Select Medical Holdings Corp (SEM) is currently not a strong buy for a beginner investor with a long-term horizon. The stock is being sold for $16.50 per share in cash as part of an acquisition agreement, which limits upside potential. Additionally, the company's recent financial performance has been weak, with significant declines in net income, EPS, and gross margin. While technical indicators show bullish moving averages, the RSI indicates overbought conditions, and the MACD is negative. Analysts have also lowered price targets recently. Given these factors, holding or avoiding investment in SEM at this time is recommended.
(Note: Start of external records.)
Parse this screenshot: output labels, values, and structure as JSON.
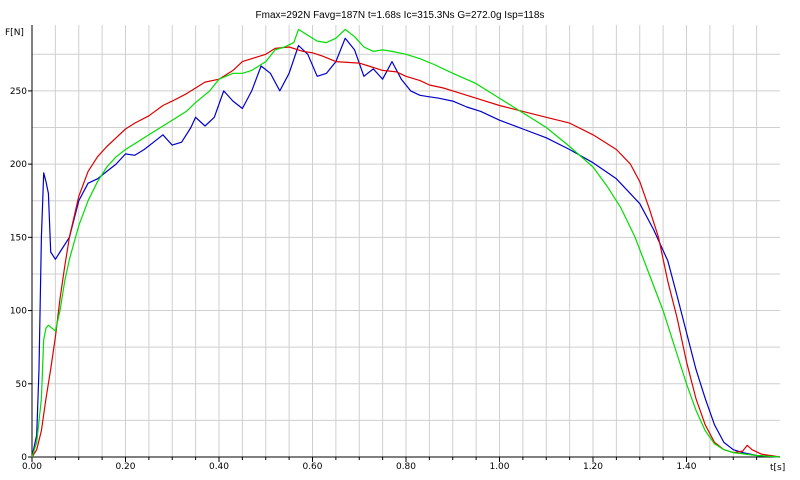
{
  "header": {
    "text": "Fmax=292N  Favg=187N  t=1.68s  Ic=315.3Ns  G=272.0g  Isp=118s"
  },
  "chart_data": {
    "type": "line",
    "title": "Fmax=292N  Favg=187N  t=1.68s  Ic=315.3Ns  G=272.0g  Isp=118s",
    "xlabel": "t[s]",
    "ylabel": "F[N]",
    "xlim": [
      0,
      1.6
    ],
    "ylim": [
      0,
      295
    ],
    "grid": true,
    "xticks": [
      {
        "value": 0.0,
        "label": "0.00"
      },
      {
        "value": 0.2,
        "label": "0.20"
      },
      {
        "value": 0.4,
        "label": "0.40"
      },
      {
        "value": 0.6,
        "label": "0.60"
      },
      {
        "value": 0.8,
        "label": "0.80"
      },
      {
        "value": 1.0,
        "label": "1.00"
      },
      {
        "value": 1.2,
        "label": "1.20"
      },
      {
        "value": 1.4,
        "label": "1.40"
      }
    ],
    "yticks": [
      {
        "value": 0,
        "label": "0"
      },
      {
        "value": 50,
        "label": "50"
      },
      {
        "value": 100,
        "label": "100"
      },
      {
        "value": 150,
        "label": "150"
      },
      {
        "value": 200,
        "label": "200"
      },
      {
        "value": 250,
        "label": "250"
      }
    ],
    "series": [
      {
        "color": "#0000cc",
        "points": [
          [
            0,
            0
          ],
          [
            0.01,
            15
          ],
          [
            0.015,
            60
          ],
          [
            0.02,
            150
          ],
          [
            0.025,
            194
          ],
          [
            0.03,
            188
          ],
          [
            0.035,
            180
          ],
          [
            0.04,
            140
          ],
          [
            0.05,
            135
          ],
          [
            0.06,
            140
          ],
          [
            0.08,
            150
          ],
          [
            0.1,
            175
          ],
          [
            0.12,
            187
          ],
          [
            0.14,
            190
          ],
          [
            0.16,
            195
          ],
          [
            0.18,
            200
          ],
          [
            0.2,
            207
          ],
          [
            0.22,
            206
          ],
          [
            0.24,
            210
          ],
          [
            0.26,
            215
          ],
          [
            0.28,
            220
          ],
          [
            0.3,
            213
          ],
          [
            0.32,
            215
          ],
          [
            0.34,
            225
          ],
          [
            0.35,
            232
          ],
          [
            0.37,
            226
          ],
          [
            0.39,
            232
          ],
          [
            0.41,
            250
          ],
          [
            0.43,
            243
          ],
          [
            0.45,
            238
          ],
          [
            0.47,
            250
          ],
          [
            0.49,
            267
          ],
          [
            0.51,
            262
          ],
          [
            0.53,
            250
          ],
          [
            0.55,
            262
          ],
          [
            0.57,
            281
          ],
          [
            0.59,
            275
          ],
          [
            0.61,
            260
          ],
          [
            0.63,
            262
          ],
          [
            0.65,
            270
          ],
          [
            0.67,
            286
          ],
          [
            0.69,
            278
          ],
          [
            0.71,
            260
          ],
          [
            0.73,
            265
          ],
          [
            0.75,
            258
          ],
          [
            0.77,
            270
          ],
          [
            0.79,
            258
          ],
          [
            0.81,
            250
          ],
          [
            0.83,
            247
          ],
          [
            0.85,
            246
          ],
          [
            0.87,
            245
          ],
          [
            0.9,
            243
          ],
          [
            0.93,
            239
          ],
          [
            0.96,
            236
          ],
          [
            1.0,
            230
          ],
          [
            1.05,
            224
          ],
          [
            1.1,
            218
          ],
          [
            1.15,
            210
          ],
          [
            1.2,
            201
          ],
          [
            1.25,
            190
          ],
          [
            1.3,
            173
          ],
          [
            1.33,
            155
          ],
          [
            1.36,
            134
          ],
          [
            1.38,
            110
          ],
          [
            1.4,
            85
          ],
          [
            1.42,
            60
          ],
          [
            1.44,
            40
          ],
          [
            1.46,
            22
          ],
          [
            1.48,
            10
          ],
          [
            1.5,
            5
          ],
          [
            1.52,
            3
          ],
          [
            1.55,
            1
          ],
          [
            1.6,
            0
          ]
        ]
      },
      {
        "color": "#dd0000",
        "points": [
          [
            0,
            0
          ],
          [
            0.01,
            5
          ],
          [
            0.02,
            18
          ],
          [
            0.03,
            40
          ],
          [
            0.04,
            60
          ],
          [
            0.05,
            82
          ],
          [
            0.06,
            108
          ],
          [
            0.07,
            130
          ],
          [
            0.08,
            150
          ],
          [
            0.1,
            178
          ],
          [
            0.12,
            195
          ],
          [
            0.14,
            205
          ],
          [
            0.16,
            212
          ],
          [
            0.18,
            218
          ],
          [
            0.2,
            224
          ],
          [
            0.22,
            228
          ],
          [
            0.25,
            233
          ],
          [
            0.28,
            240
          ],
          [
            0.3,
            243
          ],
          [
            0.33,
            248
          ],
          [
            0.35,
            252
          ],
          [
            0.37,
            256
          ],
          [
            0.4,
            258
          ],
          [
            0.43,
            264
          ],
          [
            0.45,
            270
          ],
          [
            0.48,
            273
          ],
          [
            0.5,
            275
          ],
          [
            0.52,
            279
          ],
          [
            0.55,
            280
          ],
          [
            0.58,
            277
          ],
          [
            0.6,
            276
          ],
          [
            0.62,
            274
          ],
          [
            0.65,
            270
          ],
          [
            0.7,
            269
          ],
          [
            0.72,
            267
          ],
          [
            0.75,
            264
          ],
          [
            0.78,
            263
          ],
          [
            0.8,
            260
          ],
          [
            0.83,
            257
          ],
          [
            0.85,
            254
          ],
          [
            0.88,
            252
          ],
          [
            0.9,
            250
          ],
          [
            0.95,
            245
          ],
          [
            1.0,
            240
          ],
          [
            1.05,
            236
          ],
          [
            1.1,
            232
          ],
          [
            1.15,
            228
          ],
          [
            1.2,
            220
          ],
          [
            1.25,
            210
          ],
          [
            1.28,
            200
          ],
          [
            1.3,
            188
          ],
          [
            1.32,
            170
          ],
          [
            1.34,
            150
          ],
          [
            1.36,
            120
          ],
          [
            1.38,
            95
          ],
          [
            1.4,
            65
          ],
          [
            1.42,
            40
          ],
          [
            1.44,
            22
          ],
          [
            1.46,
            10
          ],
          [
            1.48,
            5
          ],
          [
            1.5,
            3
          ],
          [
            1.52,
            4
          ],
          [
            1.53,
            8
          ],
          [
            1.54,
            5
          ],
          [
            1.56,
            2
          ],
          [
            1.6,
            0
          ]
        ]
      },
      {
        "color": "#00dd00",
        "points": [
          [
            0,
            0
          ],
          [
            0.01,
            10
          ],
          [
            0.02,
            40
          ],
          [
            0.025,
            80
          ],
          [
            0.03,
            88
          ],
          [
            0.035,
            90
          ],
          [
            0.05,
            86
          ],
          [
            0.06,
            100
          ],
          [
            0.07,
            120
          ],
          [
            0.08,
            135
          ],
          [
            0.1,
            158
          ],
          [
            0.12,
            175
          ],
          [
            0.14,
            188
          ],
          [
            0.16,
            198
          ],
          [
            0.18,
            205
          ],
          [
            0.2,
            210
          ],
          [
            0.22,
            214
          ],
          [
            0.25,
            220
          ],
          [
            0.28,
            226
          ],
          [
            0.3,
            230
          ],
          [
            0.33,
            236
          ],
          [
            0.35,
            242
          ],
          [
            0.38,
            250
          ],
          [
            0.4,
            258
          ],
          [
            0.43,
            262
          ],
          [
            0.45,
            262
          ],
          [
            0.47,
            264
          ],
          [
            0.5,
            270
          ],
          [
            0.52,
            278
          ],
          [
            0.54,
            280
          ],
          [
            0.56,
            283
          ],
          [
            0.57,
            292
          ],
          [
            0.59,
            288
          ],
          [
            0.61,
            284
          ],
          [
            0.63,
            283
          ],
          [
            0.65,
            286
          ],
          [
            0.67,
            292
          ],
          [
            0.69,
            287
          ],
          [
            0.71,
            280
          ],
          [
            0.73,
            277
          ],
          [
            0.75,
            278
          ],
          [
            0.77,
            277
          ],
          [
            0.8,
            275
          ],
          [
            0.83,
            272
          ],
          [
            0.86,
            268
          ],
          [
            0.9,
            262
          ],
          [
            0.95,
            255
          ],
          [
            1.0,
            245
          ],
          [
            1.05,
            235
          ],
          [
            1.1,
            225
          ],
          [
            1.15,
            212
          ],
          [
            1.2,
            198
          ],
          [
            1.23,
            185
          ],
          [
            1.26,
            170
          ],
          [
            1.29,
            150
          ],
          [
            1.32,
            125
          ],
          [
            1.35,
            100
          ],
          [
            1.38,
            70
          ],
          [
            1.4,
            50
          ],
          [
            1.42,
            32
          ],
          [
            1.44,
            18
          ],
          [
            1.46,
            9
          ],
          [
            1.48,
            5
          ],
          [
            1.5,
            3
          ],
          [
            1.55,
            1
          ],
          [
            1.6,
            0
          ]
        ]
      }
    ]
  }
}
The stock shows bullish moving averages (SMA_5 > SMA_20 > SMA_200), but the RSI is at 86.962, indicating overbought conditions. The MACD histogram is -0.0156, below 0, and negatively contracting. Key support and resistance levels are tight, with a pivot at 16.408, R1 at 16.444, and S1 at 16.372.

The stock is being sold for $16.50 per share in cash to a consortium led by executives and directors, providing a clear exit strategy for current shareholders.
Recent financial performance is weak, with a 307.20% YoY drop in net income and a 328.57% YoY drop in EPS. Analysts have lowered price targets due to a Q4 adjusted EBITDA miss and softer-than-expected 2026 guidance. The RSI indicates overbought conditions, and the MACD is negative.
In 2025/Q4, revenue remained flat YoY at $1,396,634,000. Net income dropped significantly to $19,547,000 (-307.20% YoY), EPS fell to 0.16 (-328.57% YoY), and gross margin decreased to 7.85 (-17.02% YoY).
RBC Capital recently lowered the price target from $20 to $19 while maintaining an Outperform rating. Analysts are cautious due to a Q4 adjusted EBITDA miss and softer 2026 guidance but note no material headwinds in the CIRH segment.